"Na boisku... Powiedziałem ci wtedy, że nie możesz stracić czegoś, czego nigdy nie miałaś.-Wspomnienie tamtych słów jest jak bolesny cios. Chcę odwrócić wzrok, ale nie mogę. Zbyt wiele moich emocji znajduje odzwierciedlenie w jego oczach. – Kłamałem. Ruby Bell, jestem twój, odkąd rzuciłaś mi pieniądze w twarz."
Mona Kasten to
autorka robiąca z każdą kolejną książką coraz większą furorę. Jej pierwsza
seria, "Begin again" wywołała niesamowite poruszenie na polskim rynku.
Pisarka tworzy porywające i wciągające opowieści, które kradną serca czytelników. Miałam możliwość przeczytania pierwszego tomu
poprzedniego cyklu jeszcze przed premierą i powiem szczerze, że to nie było
"czytanie" - to było pożeranie strony za stroną. Zakochałam się i nie
mogłam się wręcz doczekać kontynuacji, na którą, jak pewnie się wszyscy
domyślają, musiałam czekać bardzo długo.

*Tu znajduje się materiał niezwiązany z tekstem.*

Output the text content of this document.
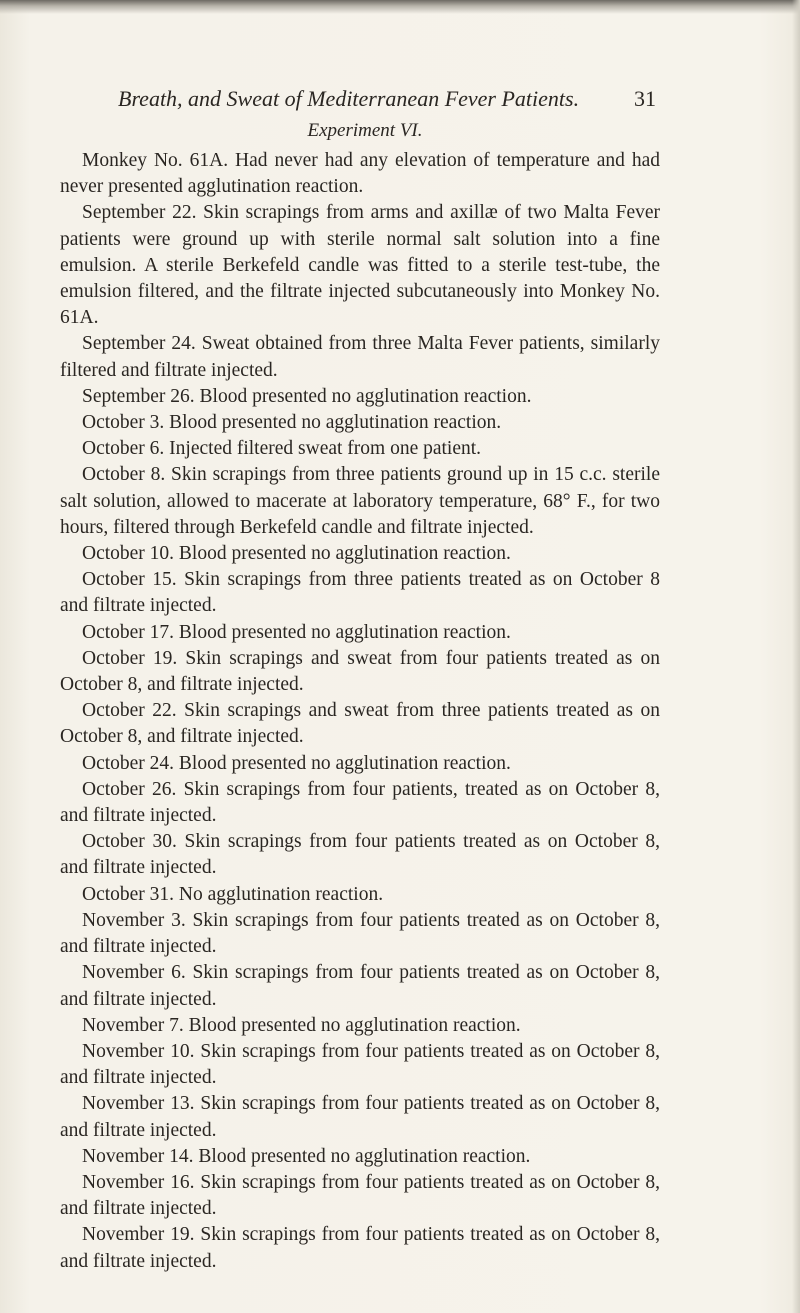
Breath, and Sweat of Mediterranean Fever Patients. 31
Experiment VI.

Monkey No. 61A. Had never had any elevation of temperature and had never presented agglutination reaction.

September 22. Skin scrapings from arms and axillæ of two Malta Fever patients were ground up with sterile normal salt solution into a fine emulsion. A sterile Berkefeld candle was fitted to a sterile test-tube, the emulsion filtered, and the filtrate injected subcutaneously into Monkey No. 61A.

September 24. Sweat obtained from three Malta Fever patients, similarly filtered and filtrate injected.

September 26. Blood presented no agglutination reaction.

October 3. Blood presented no agglutination reaction.

October 6. Injected filtered sweat from one patient.

October 8. Skin scrapings from three patients ground up in 15 c.c. sterile salt solution, allowed to macerate at laboratory temperature, 68° F., for two hours, filtered through Berkefeld candle and filtrate injected.

October 10. Blood presented no agglutination reaction.

October 15. Skin scrapings from three patients treated as on October 8 and filtrate injected.

October 17. Blood presented no agglutination reaction.

October 19. Skin scrapings and sweat from four patients treated as on October 8, and filtrate injected.

October 22. Skin scrapings and sweat from three patients treated as on October 8, and filtrate injected.

October 24. Blood presented no agglutination reaction.

October 26. Skin scrapings from four patients, treated as on October 8, and filtrate injected.

October 30. Skin scrapings from four patients treated as on October 8, and filtrate injected.

October 31. No agglutination reaction.

November 3. Skin scrapings from four patients treated as on October 8, and filtrate injected.

November 6. Skin scrapings from four patients treated as on October 8, and filtrate injected.

November 7. Blood presented no agglutination reaction.

November 10. Skin scrapings from four patients treated as on October 8, and filtrate injected.

November 13. Skin scrapings from four patients treated as on October 8, and filtrate injected.

November 14. Blood presented no agglutination reaction.

November 16. Skin scrapings from four patients treated as on October 8, and filtrate injected.

November 19. Skin scrapings from four patients treated as on October 8, and filtrate injected.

Teraz jednak ku uldze wszystkich wielbicieli Mony Kasten została wydana kolejna jej seria pod tytułem
"Save me". Siadając do niej, w kościach czułam, że będzie to równie
dobra historia jak "Begin again".
Teraz, będąc już po pierwszym tomie, nie jestem pewna czy może się ona
równać z poprzednim cyklem. Wydaje mi się, że niestety mu nie dorównuje. Nie
chcę przez to powiedzieć, że jest tak zły, że aż nie do przeczytania.
Oczywiście tak nie jest. Książka wciąga i zaciekawia, a poznawanie jej to czyta
przyjemność, jednak brakuje jej tego, co było w "Begin again".